5 Conclusions and Future Work

5.1 Outcomes and Conclusions

What have we learned from this effort so far is that the identification of suitable metrics and usability measures is non-trivial, but can lead to a more rapid evaluation in the process of development, and so can aid the software engineer in developing the user side functionality? Of course, the heuristic evaluation is just part of the picture, and that user-based evaluation is still needed as a part of the entire process, especially when it comes to evaluating the learning benefits of the serious games and mobile systems. Some raw data might be gained from usage metrics and performance. The trouble with M-Instruction is that people often only use an online tutorial to find the information that they need. They do not intend to finish the tutorial – they will quit it when they have found what they were after. Therefore, a metric that looks to completion rates or final marks is going to be wide of the mark on many occasions. The social interactions and social computing aspects also means that in a game scenario what can be learnt from scores or levels is also not going to tell the full story. They may however give us a limited part of the picture – so as means of triangulating our data there is some potential here.

5.2 Future Work

To the future - Serious Games and M-Instruction are just two instances of Pervasive and Ubiquitous Computing. Further work is needed to evaluate how effective Heuristic Evaluation is as a tool in evaluating these applications where the end users are at a distance and we cannot monitor them closely by traditional usability terms. One area of particular interest here is the potential to gather information on usage patterns – time, place, duration – and utilise big-data to attempt to gauge the effectiveness. The importance of Big Data to this endeavour is that it has the potential to look at users in the large. Larger samples will give a better broad-grained picture of user behaviour from which to judge what typical behavioural patterns are. If we have these more general views, we can then compare and contrast them with the insights that heuristic evaluation have given us and potentially confirm our views.

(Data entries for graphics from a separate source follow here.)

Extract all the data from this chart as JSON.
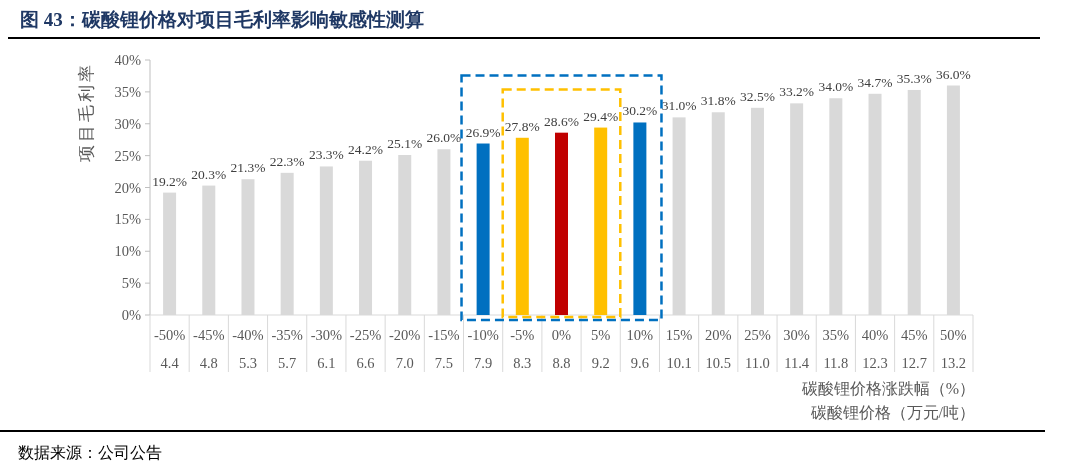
{
  "chart_data": {
    "type": "bar",
    "title": "图 43：碳酸锂价格对项目毛利率影响敏感性测算",
    "ylabel": "项目毛利率",
    "xlabel": "碳酸锂价格涨跌幅（%）",
    "categories": [
      "-50%",
      "-45%",
      "-40%",
      "-35%",
      "-30%",
      "-25%",
      "-20%",
      "-15%",
      "-10%",
      "-5%",
      "0%",
      "5%",
      "10%",
      "15%",
      "20%",
      "25%",
      "30%",
      "35%",
      "40%",
      "45%",
      "50%"
    ],
    "values": [
      19.2,
      20.3,
      21.3,
      22.3,
      23.3,
      24.2,
      25.1,
      26.0,
      26.9,
      27.8,
      28.6,
      29.4,
      30.2,
      31.0,
      31.8,
      32.5,
      33.2,
      34.0,
      34.7,
      35.3,
      36.0
    ],
    "value_labels": [
      "19.2%",
      "20.3%",
      "21.3%",
      "22.3%",
      "23.3%",
      "24.2%",
      "25.1%",
      "26.0%",
      "26.9%",
      "27.8%",
      "28.6%",
      "29.4%",
      "30.2%",
      "31.0%",
      "31.8%",
      "32.5%",
      "33.2%",
      "34.0%",
      "34.7%",
      "35.3%",
      "36.0%"
    ],
    "colors": [
      "#d9d9d9",
      "#d9d9d9",
      "#d9d9d9",
      "#d9d9d9",
      "#d9d9d9",
      "#d9d9d9",
      "#d9d9d9",
      "#d9d9d9",
      "#0070c0",
      "#ffc000",
      "#c00000",
      "#ffc000",
      "#0070c0",
      "#d9d9d9",
      "#d9d9d9",
      "#d9d9d9",
      "#d9d9d9",
      "#d9d9d9",
      "#d9d9d9",
      "#d9d9d9",
      "#d9d9d9"
    ],
    "ylim": [
      0,
      40
    ],
    "yticks": [
      {
        "value": 0,
        "label": "0%"
      },
      {
        "value": 5,
        "label": "5%"
      },
      {
        "value": 10,
        "label": "10%"
      },
      {
        "value": 15,
        "label": "15%"
      },
      {
        "value": 20,
        "label": "20%"
      },
      {
        "value": 25,
        "label": "25%"
      },
      {
        "value": 30,
        "label": "30%"
      },
      {
        "value": 35,
        "label": "35%"
      },
      {
        "value": 40,
        "label": "40%"
      }
    ],
    "annotations": [
      "4.4",
      "4.8",
      "5.3",
      "5.7",
      "6.1",
      "6.6",
      "7.0",
      "7.5",
      "7.9",
      "8.3",
      "8.8",
      "9.2",
      "9.6",
      "10.1",
      "10.5",
      "11.0",
      "11.4",
      "11.8",
      "12.3",
      "12.7",
      "13.2",
      "碳酸锂价格（万元/吨）",
      "数据来源：公司公告"
    ]
  }
}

Another area for further work is that of embedding formative and diagnostic assessment within the game environment (for serious games), and within the learning pathway for M-instruction, to attempt to address the question of how to determine the effectiveness of these systems in teaching. Thus, the act of engaging in the use of the software will give us valuable data. By placing implicit performance, gathering spies within an application we have target the questions we want answered. This way the insights that we need into learning experience can be made to flow from our software as a natural consequence of use.